Department of Plant Biotechnology and Bioinformatics, Ghent University, 9052 Ghent, Belgium.
Bioinform Adv. 2025 Jul 30;5(1):vbaf183. doi: 10.1093/bioadv/vbaf183. eCollection 2025.
Smart-seq3 is a powerful full-length single-cell RNA sequencing protocol that enables transcript-level quantification and splicing analysis by preserving unique molecular identifier (UMI) information. However, benchmarking computational tools for isoform reconstruction and splicing quantification remains challenging due to the lack of ground truth datasets. Herein, we present smartSim, a Smart-seq3 read simulator designed to generate realistic sequencing data that accurately reflects the complexities of single-cell transcriptomics.

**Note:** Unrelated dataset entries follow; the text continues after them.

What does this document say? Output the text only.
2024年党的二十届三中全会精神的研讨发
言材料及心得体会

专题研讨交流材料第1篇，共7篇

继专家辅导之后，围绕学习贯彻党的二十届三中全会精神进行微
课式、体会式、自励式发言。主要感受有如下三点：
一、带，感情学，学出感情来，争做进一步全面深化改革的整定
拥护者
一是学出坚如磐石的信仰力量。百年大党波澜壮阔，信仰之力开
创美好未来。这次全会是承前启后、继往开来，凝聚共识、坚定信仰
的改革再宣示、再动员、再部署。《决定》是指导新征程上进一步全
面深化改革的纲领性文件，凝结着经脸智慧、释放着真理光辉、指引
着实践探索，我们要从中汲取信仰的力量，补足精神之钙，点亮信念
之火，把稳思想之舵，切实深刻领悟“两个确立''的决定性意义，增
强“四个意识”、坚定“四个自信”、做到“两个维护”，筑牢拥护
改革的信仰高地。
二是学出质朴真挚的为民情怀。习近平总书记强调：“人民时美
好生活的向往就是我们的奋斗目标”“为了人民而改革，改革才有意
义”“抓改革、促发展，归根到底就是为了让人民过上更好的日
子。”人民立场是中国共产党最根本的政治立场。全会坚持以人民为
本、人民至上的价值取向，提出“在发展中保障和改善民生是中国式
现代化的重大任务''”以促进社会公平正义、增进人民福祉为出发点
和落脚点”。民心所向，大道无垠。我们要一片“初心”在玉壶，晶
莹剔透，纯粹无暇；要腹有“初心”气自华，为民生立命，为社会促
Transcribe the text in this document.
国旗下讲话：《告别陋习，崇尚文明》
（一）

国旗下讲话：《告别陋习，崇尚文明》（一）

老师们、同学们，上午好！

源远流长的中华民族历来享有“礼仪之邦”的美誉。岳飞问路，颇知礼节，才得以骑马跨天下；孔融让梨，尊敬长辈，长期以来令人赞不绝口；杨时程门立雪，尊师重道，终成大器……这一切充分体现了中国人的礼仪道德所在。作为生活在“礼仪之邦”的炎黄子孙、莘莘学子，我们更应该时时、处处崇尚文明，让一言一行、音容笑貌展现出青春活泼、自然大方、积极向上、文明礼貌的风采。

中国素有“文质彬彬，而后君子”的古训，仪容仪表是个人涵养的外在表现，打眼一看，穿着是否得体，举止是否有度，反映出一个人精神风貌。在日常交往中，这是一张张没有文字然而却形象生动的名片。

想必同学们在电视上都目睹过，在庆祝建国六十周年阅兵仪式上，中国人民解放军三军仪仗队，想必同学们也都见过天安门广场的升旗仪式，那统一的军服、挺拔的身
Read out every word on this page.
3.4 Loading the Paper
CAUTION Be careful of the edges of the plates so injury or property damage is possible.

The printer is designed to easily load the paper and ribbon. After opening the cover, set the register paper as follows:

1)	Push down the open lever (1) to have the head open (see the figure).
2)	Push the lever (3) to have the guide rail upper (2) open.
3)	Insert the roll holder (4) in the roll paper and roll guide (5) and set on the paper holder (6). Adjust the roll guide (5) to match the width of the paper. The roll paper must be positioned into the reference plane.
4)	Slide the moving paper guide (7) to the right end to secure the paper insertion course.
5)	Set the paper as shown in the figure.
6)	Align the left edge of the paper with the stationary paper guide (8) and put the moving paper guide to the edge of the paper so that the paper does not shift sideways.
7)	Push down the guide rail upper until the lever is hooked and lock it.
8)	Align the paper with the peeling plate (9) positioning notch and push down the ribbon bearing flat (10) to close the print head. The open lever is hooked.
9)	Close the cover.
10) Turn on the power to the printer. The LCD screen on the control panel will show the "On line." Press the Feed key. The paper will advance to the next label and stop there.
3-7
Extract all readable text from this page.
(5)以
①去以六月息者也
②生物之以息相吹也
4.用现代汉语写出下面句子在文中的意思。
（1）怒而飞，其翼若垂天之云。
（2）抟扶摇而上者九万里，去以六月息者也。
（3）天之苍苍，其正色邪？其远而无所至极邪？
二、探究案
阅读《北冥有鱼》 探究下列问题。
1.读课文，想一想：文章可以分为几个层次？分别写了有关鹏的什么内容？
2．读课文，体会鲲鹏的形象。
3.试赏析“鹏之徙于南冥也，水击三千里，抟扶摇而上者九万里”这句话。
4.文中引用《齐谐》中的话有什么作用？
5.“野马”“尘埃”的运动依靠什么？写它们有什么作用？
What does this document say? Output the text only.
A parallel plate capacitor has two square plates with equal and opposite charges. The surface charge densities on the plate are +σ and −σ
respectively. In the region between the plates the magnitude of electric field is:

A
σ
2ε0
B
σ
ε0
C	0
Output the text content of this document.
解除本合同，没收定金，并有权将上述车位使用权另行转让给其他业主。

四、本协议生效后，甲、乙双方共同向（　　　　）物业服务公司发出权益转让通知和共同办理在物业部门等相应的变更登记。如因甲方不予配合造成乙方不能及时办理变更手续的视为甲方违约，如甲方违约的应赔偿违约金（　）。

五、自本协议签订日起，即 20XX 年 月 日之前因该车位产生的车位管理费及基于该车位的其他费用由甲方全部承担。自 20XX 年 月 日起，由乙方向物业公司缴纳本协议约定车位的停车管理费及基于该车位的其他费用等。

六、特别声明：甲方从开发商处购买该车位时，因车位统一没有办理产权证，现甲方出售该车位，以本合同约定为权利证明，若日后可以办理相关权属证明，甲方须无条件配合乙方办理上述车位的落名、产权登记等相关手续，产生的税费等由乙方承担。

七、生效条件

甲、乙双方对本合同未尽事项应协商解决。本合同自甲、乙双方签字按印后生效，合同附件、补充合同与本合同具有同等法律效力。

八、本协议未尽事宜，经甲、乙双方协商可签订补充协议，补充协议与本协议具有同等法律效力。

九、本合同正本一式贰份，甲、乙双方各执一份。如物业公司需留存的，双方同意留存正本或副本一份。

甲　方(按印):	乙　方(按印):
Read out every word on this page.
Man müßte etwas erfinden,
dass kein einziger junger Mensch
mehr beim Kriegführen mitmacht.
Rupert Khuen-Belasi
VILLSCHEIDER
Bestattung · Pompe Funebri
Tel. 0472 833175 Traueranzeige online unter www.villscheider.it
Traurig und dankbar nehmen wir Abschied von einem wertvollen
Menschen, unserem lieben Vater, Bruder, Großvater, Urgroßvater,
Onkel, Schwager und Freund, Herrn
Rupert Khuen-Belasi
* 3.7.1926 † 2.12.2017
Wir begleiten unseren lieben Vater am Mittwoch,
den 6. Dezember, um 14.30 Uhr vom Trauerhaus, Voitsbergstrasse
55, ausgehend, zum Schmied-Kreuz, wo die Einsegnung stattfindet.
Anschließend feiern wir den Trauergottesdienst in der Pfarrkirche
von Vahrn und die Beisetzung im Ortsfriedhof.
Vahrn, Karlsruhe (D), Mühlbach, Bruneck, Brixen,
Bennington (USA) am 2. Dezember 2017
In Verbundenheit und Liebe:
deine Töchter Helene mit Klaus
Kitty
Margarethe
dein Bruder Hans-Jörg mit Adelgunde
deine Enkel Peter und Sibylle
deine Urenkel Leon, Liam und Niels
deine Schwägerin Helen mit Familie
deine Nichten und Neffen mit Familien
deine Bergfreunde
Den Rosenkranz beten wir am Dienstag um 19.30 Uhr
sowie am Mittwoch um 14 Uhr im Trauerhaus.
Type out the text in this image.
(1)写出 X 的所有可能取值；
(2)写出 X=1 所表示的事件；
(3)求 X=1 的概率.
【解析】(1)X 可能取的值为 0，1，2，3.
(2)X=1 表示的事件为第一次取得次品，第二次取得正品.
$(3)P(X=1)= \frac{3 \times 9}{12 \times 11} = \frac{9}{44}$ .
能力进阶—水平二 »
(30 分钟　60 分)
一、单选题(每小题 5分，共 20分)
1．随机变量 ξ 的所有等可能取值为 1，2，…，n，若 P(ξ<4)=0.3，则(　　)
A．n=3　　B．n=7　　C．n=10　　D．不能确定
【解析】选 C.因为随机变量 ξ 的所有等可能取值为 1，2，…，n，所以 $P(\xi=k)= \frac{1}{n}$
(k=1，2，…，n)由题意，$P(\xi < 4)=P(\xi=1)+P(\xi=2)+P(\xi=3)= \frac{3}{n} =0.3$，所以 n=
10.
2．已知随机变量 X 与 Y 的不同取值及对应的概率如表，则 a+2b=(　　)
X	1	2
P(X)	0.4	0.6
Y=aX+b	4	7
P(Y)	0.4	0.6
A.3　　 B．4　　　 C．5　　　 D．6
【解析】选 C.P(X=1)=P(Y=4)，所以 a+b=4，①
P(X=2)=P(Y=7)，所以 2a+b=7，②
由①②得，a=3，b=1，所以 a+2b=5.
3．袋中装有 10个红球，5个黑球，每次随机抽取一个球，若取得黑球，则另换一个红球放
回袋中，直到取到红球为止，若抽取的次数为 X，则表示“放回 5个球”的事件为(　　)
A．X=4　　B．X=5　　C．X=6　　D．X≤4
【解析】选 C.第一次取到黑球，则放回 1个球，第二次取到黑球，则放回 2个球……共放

smartSim simulates known and novel splicing events, generates both UMI-containing and internal reads, and mimics protocol-specific biases by leveraging empirical data distributions. Our results show that smartSim-generated data closely resembles real Smart-seq3 datasets in terms of fragment length distributions, internal read counts, and read quality scores. It generates raw sequencing reads in FASTQ format, making it compatible with both genome- and transcriptome-based alignment tools. By extending simulation beyond gene-level quantification, smartSim provides a crucial resource for evaluating and improving computational methods for alternative splicing detection and isoform reconstruction in single-cell RNA sequencing.
smartSim is available at https://github.com/MarchalLab/smartSim.
Smart-seq3是一种强大的全长单细胞RNA测序方案,通过保留独特分子标识符(UMI)信息实现转录本水平定量和剪接分析。然而,由于缺乏真实数据集,对异构体重建和剪接定量的计算工具进行基准测试仍然具有挑战性。在此,我们展示了smartSim,这是一种Smart-seq3读取模拟器,旨在生成能够准确反映单细胞转录组学复杂性的逼真测序数据。
smartSim模拟已知和新的剪接事件,生成包含UMI的读取和内部读取,并通过利用经验数据分布模拟特定方案的偏差。我们的结果表明,smartSim生成的数据在片段长度分布、内部读取计数和读取质量分数方面与真实的Smart-seq3数据集非常相似。它以FASTQ格式生成原始测序读取,使其与基于基因组和转录组的比对工具兼容。通过将模拟扩展到基因水平定量之外,smartSim为评估和改进单细胞RNA测序中可变剪接检测和异构体重建的计算方法提供了关键资源。